16 thoughts on “Traffic Jams”

  1. “Another thing they’ll do is to all start moving when the light changes, so we won’t wait until the car in front of us moves.”

    Except that the reason we wait is so that we have sufficient braking distance in case of the need for a quick stop. (and the fact that some drivers are texting 😉 )

    Your AI car cannot move until safe braking distance between you and the AI car ahead has been achieved.

    Your AI car will have to wait for a few instants to discern the speed of the AI car ahead so that it can know when to begin moving – so there will be some delay before moving.

    And the car ahead will not be going at an instantaneously fixed speed but will be accelerating up to some speed. So the AI car will have to accelerate more slowly in order to maintain safe braking distance, since the braking distance increases with increased speed.

    And all of this has a ripple effect back down the line. Same as with humans. Maybe the effects will be smaller but they won’ t be zero.

    1. Indeed, but safe braking distance is shorter with the faster reaction time, and the car can start accelerating while the driver is pre-occupied texting. In practice, I noticed the slow acceleration is more a nod to fuel efficiency rather than safe braking distance. The car seems to notice a vehicle moving away from it (faster velocity/acceleration than itself) and ignore it.

  2. Birds can figure this out, but not humans. If we can’t build AIs smarter than ducks, best not have them at all. Seriously, the problem isn’t braking distance or reaction time, it’s that most people don’t start to move until the person in front of them has completely driven away. I’ve always wondered if this was mainly due to abdication of responsibilty. The person at the front of the line is supposed to watch the light. Everyone else just watches the back of the car in front of them. I’ve been driving for 50 years, and driving habits are the same as they always were.

  3. “Everyone else just watches the back of the car in front of them.”

    Everyone else just waits until they notice the car in front of them is moving before they stop texting and start driving. This gets really annoying at short left turn lights, because of course the oblivious idiot keeps on going even though the signal has gone red. (Sorta like how the guy dawdling along slower than the limit finally speeds up as the light turns yellow and plows on through even though it turned red before he got there.)

    One thing I do like are the timed crosswalk lights. They give a useful indication of how soon I’ll see the yellow, and can plan accordingly on what I need to do.

  4. Bill Burr and George Carlin have both independently come up with the same solution. Kill more people and produce fewer of them.

    I say get rid of smart weapons that have too low a body count.

    But seriously, population density above what the infrastructure supports is a real problem. Why is it ok for a single mom to have a dozen kids with multiple baby daddies that responsible people have to pay for?

  5. I remember doing this problem as an undergrad at Purdue. It was an applied engineering course, and the real test was whether one could remember to take the first and second derivatives of a curve fit, and find out whether the latter was negative or positive when the former was zero. So this is hardly a new “finding.”

    The much, much more difficult (and as yet unsolved) problem is how to distinguish between traffic jams and traffic jellies.

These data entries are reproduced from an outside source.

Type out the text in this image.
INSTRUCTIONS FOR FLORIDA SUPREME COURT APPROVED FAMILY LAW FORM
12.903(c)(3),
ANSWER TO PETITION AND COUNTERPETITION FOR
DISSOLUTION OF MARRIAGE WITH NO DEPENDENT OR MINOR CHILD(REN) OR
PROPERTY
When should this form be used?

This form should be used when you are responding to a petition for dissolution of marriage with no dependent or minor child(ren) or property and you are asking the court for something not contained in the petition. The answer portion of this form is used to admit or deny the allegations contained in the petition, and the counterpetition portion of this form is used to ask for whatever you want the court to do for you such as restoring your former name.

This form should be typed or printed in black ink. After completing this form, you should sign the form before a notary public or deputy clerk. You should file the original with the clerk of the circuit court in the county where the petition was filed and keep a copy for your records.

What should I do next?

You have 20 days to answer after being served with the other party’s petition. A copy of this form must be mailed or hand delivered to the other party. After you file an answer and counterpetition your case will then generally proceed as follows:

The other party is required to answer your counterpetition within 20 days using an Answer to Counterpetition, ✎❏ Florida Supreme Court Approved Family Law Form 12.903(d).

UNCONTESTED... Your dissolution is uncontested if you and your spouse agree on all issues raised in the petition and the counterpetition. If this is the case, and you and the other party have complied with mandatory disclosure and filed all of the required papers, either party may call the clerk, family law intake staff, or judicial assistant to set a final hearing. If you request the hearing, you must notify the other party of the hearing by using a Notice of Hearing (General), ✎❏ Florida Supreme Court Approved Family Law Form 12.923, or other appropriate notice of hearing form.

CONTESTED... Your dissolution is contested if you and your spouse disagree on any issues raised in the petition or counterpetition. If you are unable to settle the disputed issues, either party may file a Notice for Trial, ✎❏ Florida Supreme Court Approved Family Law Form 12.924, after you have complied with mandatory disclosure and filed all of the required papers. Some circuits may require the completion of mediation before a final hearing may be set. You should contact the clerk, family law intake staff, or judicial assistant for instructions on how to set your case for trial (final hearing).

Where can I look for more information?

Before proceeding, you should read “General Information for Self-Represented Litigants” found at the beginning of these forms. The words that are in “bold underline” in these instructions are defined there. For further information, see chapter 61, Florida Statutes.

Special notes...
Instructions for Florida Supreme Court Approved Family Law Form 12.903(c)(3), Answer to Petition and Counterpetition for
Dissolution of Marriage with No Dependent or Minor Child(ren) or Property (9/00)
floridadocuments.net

    1. In 1904, the first subway in NYC had a track fire causing the jelly to jam! Commuters have been late for work ever since!

      I always thought Phoenix would be a good place for subways (and underground housing with a year round 70 degree temperature) but was told the water table wouldn’t allow it… which makes no sense to me since some subways in NY go under the river between Manhattan and Brooklyn every day.

  6. Interesting. The article was based on the results of a simulation of traffic movement. Usually Rand is skeptical of simulations, at least when it comes to “global warming.”

    Given I didn’t read about any validation of the model, I’m taking this one with a large grain of salt.

      1. Any simulation can be completely bogus either by leaving out parameters or making biased assumption. Then there’s the butterfly effect which is almost always present.

    1. Simulations can be very useful if done right. But you get problems when, like climate simulations, assumptions are made and the results are not subject to validation.

  7. Smart car technology will involve more than seld-driving capabilities. The cars will be networked to one another (and I sincerely hope that they’re designing in cyber security from the beginning instead of it being an afterthought). When the light turns green, the cars can pull out together. The technology will reduce tge safe separation distance between cars which will increase highway capacity. It will reduce the ripple effects that happen when cars slow for no good reason. The cars will be programmed to obey the law which will eliminate a source of revenue from local governments that depend on speed traps and predatory enforcement. I’m 60. I hope this technology becomes widespread and affordable before I’m too old to drive myself anymore.

    1. A local area network to coordinate AI cars may be useful. But trusting messages from other cars and traffic lights too far is asking for trouble the moment bad data in injected into the network, whether because of a bug or deliberately.